Страница 38 из 39
Глава тридцать восьмая
Я посадил генерала-полковника за руль.
Он, что вполне понятно, долго отказывался. Но я популярно на пальцах объяснил ему, что все равно поехать со мной ему придется, только не на месте водителя, а сзади, на мягком диванчике, с простреленными ногами. Прозвучало это убедительно, и Проскурин без охоты, но согласился.
За полчаса мы добрались до города, минут пятнадцать колесили по улицам на приличной скорости: благо светофоры перешли на режим ночного желтоглазого перемигивания, а автомобильных пробок в это время не встретишь.

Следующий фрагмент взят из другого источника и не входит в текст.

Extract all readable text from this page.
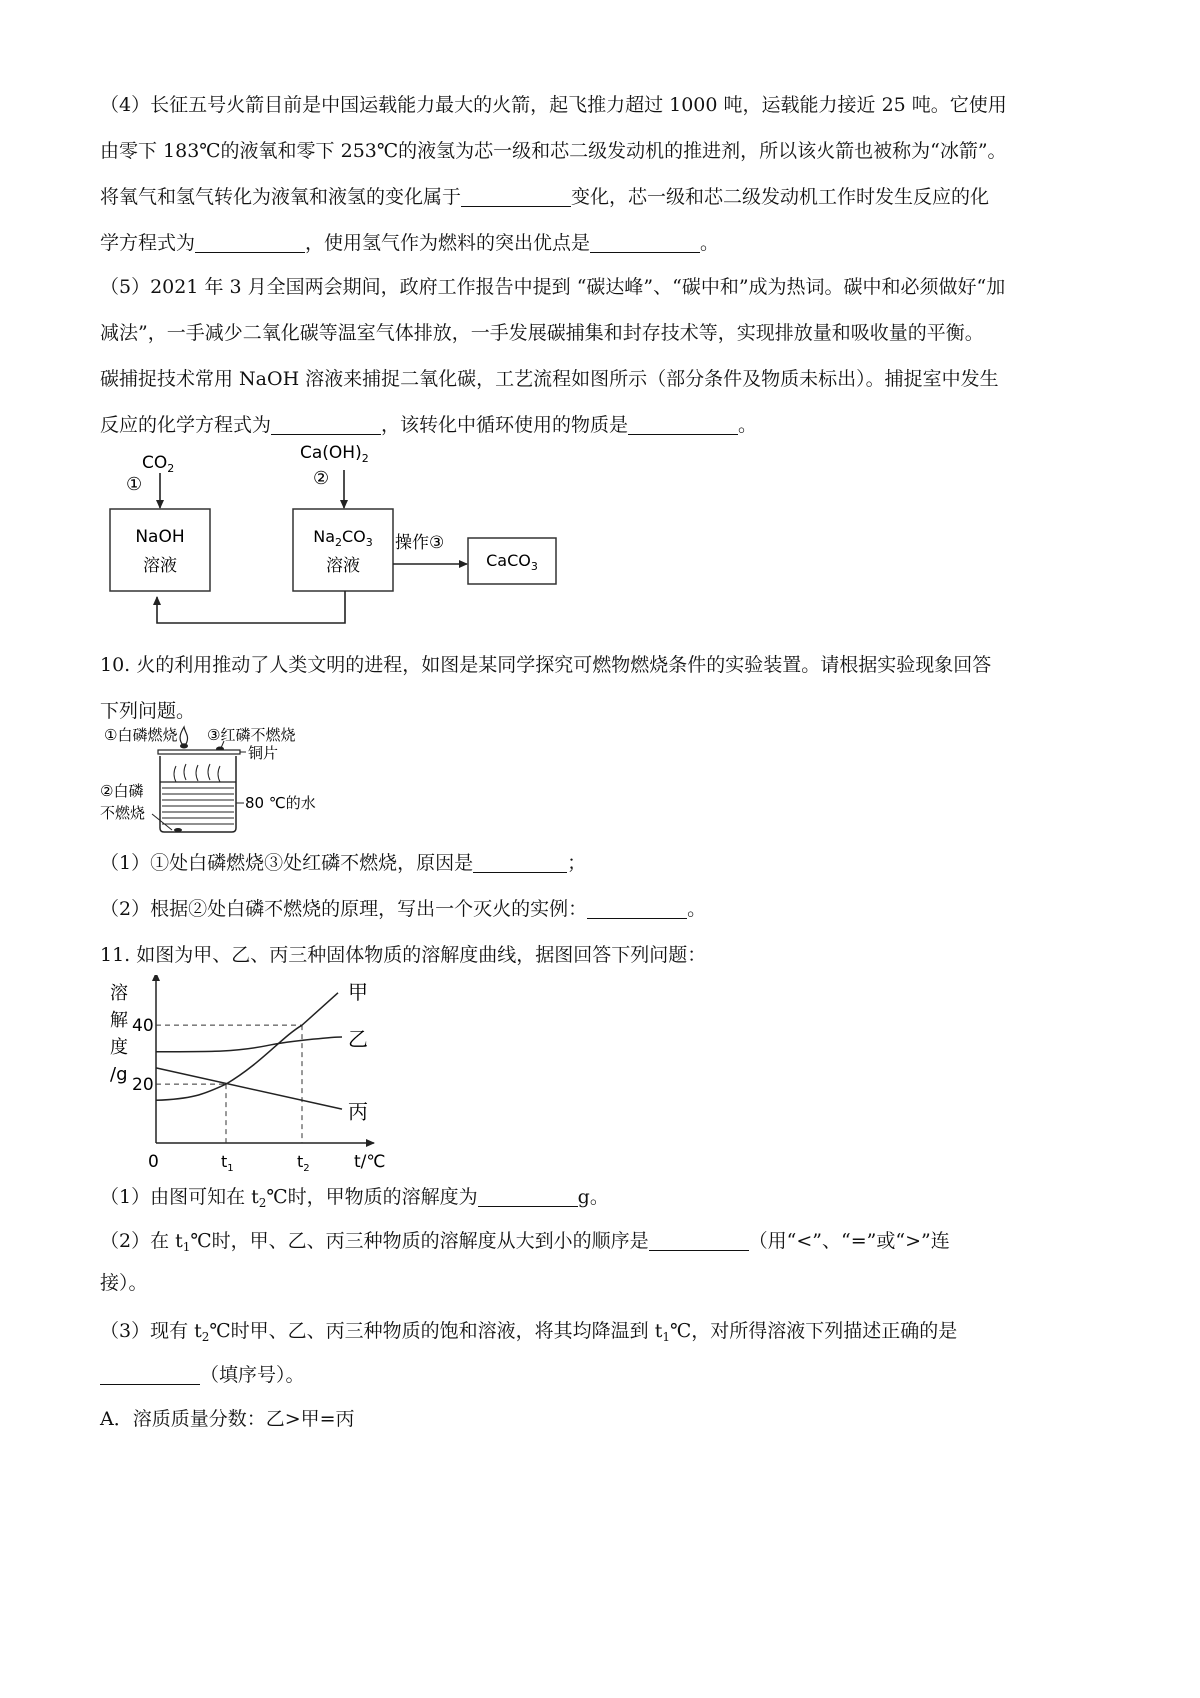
（4）长征五号火箭目前是中国运载能力最大的火箭，起飞推力超过 1000 吨，运载能力接近 25 吨。它使用
由零下 183℃的液氧和零下 253℃的液氢为芯一级和芯二级发动机的推进剂，所以该火箭也被称为“冰箭”。
将氧气和氢气转化为液氧和液氢的变化属于	变化，芯一级和芯二级发动机工作时发生反应的化
学方程式为	，使用氢气作为燃料的突出优点是	。
（5）2021 年 3 月全国两会期间，政府工作报告中提到 “碳达峰”、“碳中和”成为热词。碳中和必须做好“加
减法”，一手减少二氧化碳等温室气体排放，一手发展碳捕集和封存技术等，实现排放量和吸收量的平衡。
碳捕捉技术常用 NaOH 溶液来捕捉二氧化碳，工艺流程如图所示（部分条件及物质未标出）。捕捉室中发生
反应的化学方程式为	，该转化中循环使用的物质是	。
$CO_2$
①
NaOH
溶液
$Ca(OH)_2$
②
$Na_2CO_3$
溶液
操作③
CaCO$_3$
10. 火的利用推动了人类文明的进程，如图是某同学探究可燃物燃烧条件的实验装置。请根据实验现象回答
下列问题。
①白磷燃烧 ③红磷不燃烧
铜片
80 ℃的水
②白磷
不燃烧
（1）①处白磷燃烧③处红磷不燃烧，原因是	；
（2）根据②处白磷不燃烧的原理，写出一个灭火的实例：	。
11. 如图为甲、乙、丙三种固体物质的溶解度曲线，据图回答下列问题：
溶
解
度
/g
20
40
0	$t_1$	$t_2$	t/℃
甲
乙
丙
（1）由图可知在 $t_2℃$时，甲物质的溶解度为	g。
（2）在 $t_1℃$时，甲、乙、丙三种物质的溶解度从大到小的顺序是	（用“<”、“=”或“>”连
接）。
（3）现有 $t_2℃$时甲、乙、丙三种物质的饱和溶液，将其均降温到 $t_1℃$，对所得溶液下列描述正确的是
（填序号）。
A．溶质质量分数：乙>甲=丙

Гаишников я не опасался: кто из них рискнет тормознуть ЗИС за превышение скорости? Превышает — значит, положено.
— Вон туда во двор сверните, пожалуйста, — подсказал я генералу-полковнику.
Проскурин послушно свернул.
— Ну, желаю всяческих благ, — усмехаясь, сказал я и полез из машины.
— Ты покойник, — бросил напоследок Проскурин. — Можешь заказать себе венок на могилу.
— Не стройте из себя второсортного крестного отца, — посоветовал я. — Вам это не к лицу, — и, засмеявшись, добавил: — Вы же советский офицер.
Генерал-полковник сердито газанул, разворачивая неуклюжий ЗИС на маленьком пяточке.
Я же, не оглядываясь, устремился к нужному дому. Пятый этаж, квартира двадцать семь. Действовать быстро, на максимальных оборотах. Чтобы этот выдумщик не успел состряпать очередной фокус. Да-а, довели тебя, Игл: не человек — машина смерти.
Я с разбегу высадил хлипкий замок, проскочил махом прихожую, но когда впереди показался свет, что-то вдруг больно ударило меня по ногам чуть ниже колен.
Неумолима сила инерции. Я совершенно бездарно растянулся на полу. Автомат вылетел из рук; чуть подсохшие раны на ладонях раскрылись. А когда я услышал над собой жизнерадостный смех, то понял с чувством полной опустошенности: кажется, все, последняя твоя карта бита.
Я медленно встал.
Наверное, существует в мире нечто, называемое ясновидением. Я попал в ту самую комнату, которую видел в моменты паники и во сне: неухоженная, пыльная, без мебели, словно хозяева выехали отсюда давно, и никто больше не пожелал ее заселить.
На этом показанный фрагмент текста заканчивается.